On-demand microtransit service in Utah

UTA On Demand is an on-demand microtransit service provided by the Utah Transit Authority (UTA) in Utah. The service combines elements of conventional public transit and ridesharing, allowing passengers to request shared rides within designated service zones. Trips are routed dynamically, and the service is intended in part to connect riders with UTA's bus and rail network.

==History==
UTA launched its first on-demand microtransit pilot in southern Salt Lake County in November 2019 in partnership with transportation technology company Via. The initial service covered communities including Bluffdale, Draper, Herriman, Riverton and South Jordan. After nearly two years as a pilot, UTA made the service permanent in August 2021, replacing several Flex bus routes in the area.

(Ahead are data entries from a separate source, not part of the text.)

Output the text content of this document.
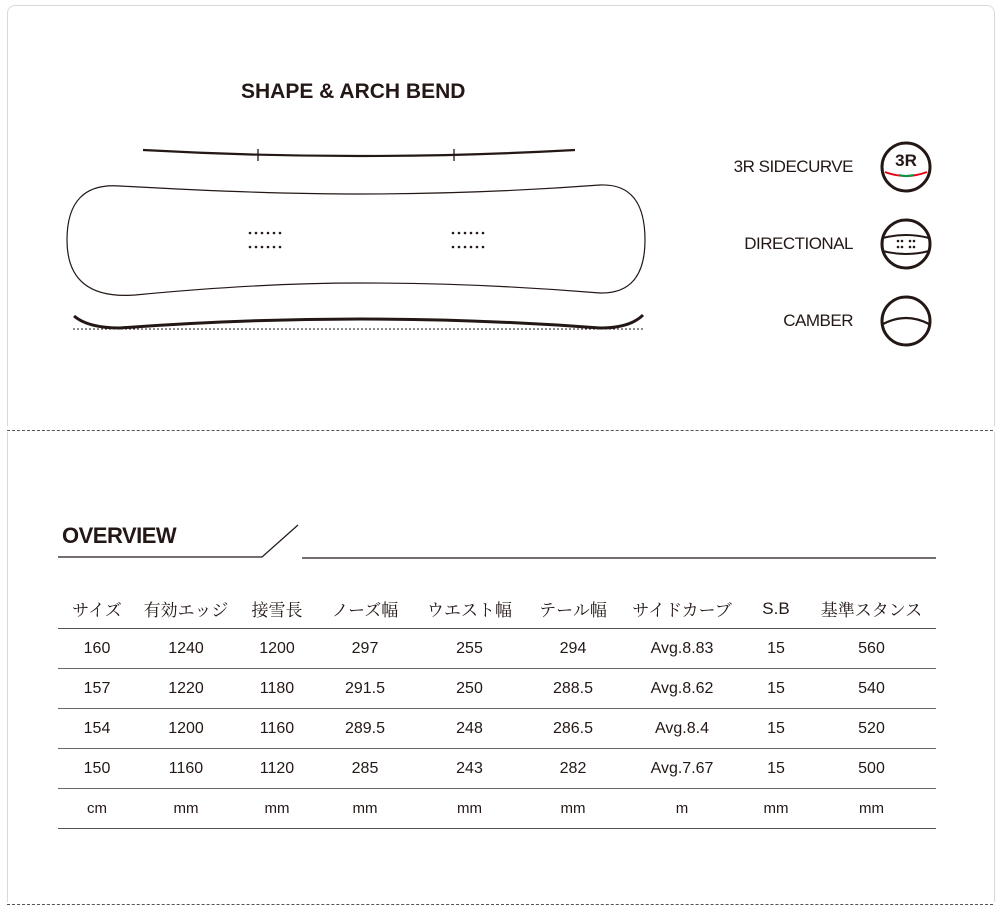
SHAPE & ARCH BEND
3R SIDECURVE 3R
DIRECTIONAL
CAMBER
OVERVIEW
サイズ	有効エッジ	接雪長	ノーズ幅	ウエスト幅	テール幅	サイドカーブ	S.B	基準スタンス
160	1240	1200	297	255	294	Avg.8.83	15	560
157	1220	1180	291.5	250	288.5	Avg.8.62	15	540
154	1200	1160	289.5	248	286.5	Avg.8.4	15	520
150	1160	1120	285	243	282	Avg.7.67	15	500
cm	mm	mm	mm	mm	mm	m	mm	mm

UTA subsequently expanded On Demand to Salt Lake City's west side in late 2021 and to portions of Davis and Tooele counties in 2022. The west-side service experienced rapid early growth; KSL reported that ride requests increased 930 percent between December 2021 and September 2022.

The service reached the Provo–Orem area of Utah County in 2025. In August 2026, UTA expanded it into northern Utah County, including Alpine, American Fork, Cedar Hills, Eagle Mountain, Highland, Lehi, Lindon, Pleasant Grove and Saratoga Springs. The expansion became UTA's sixth On Demand service zone.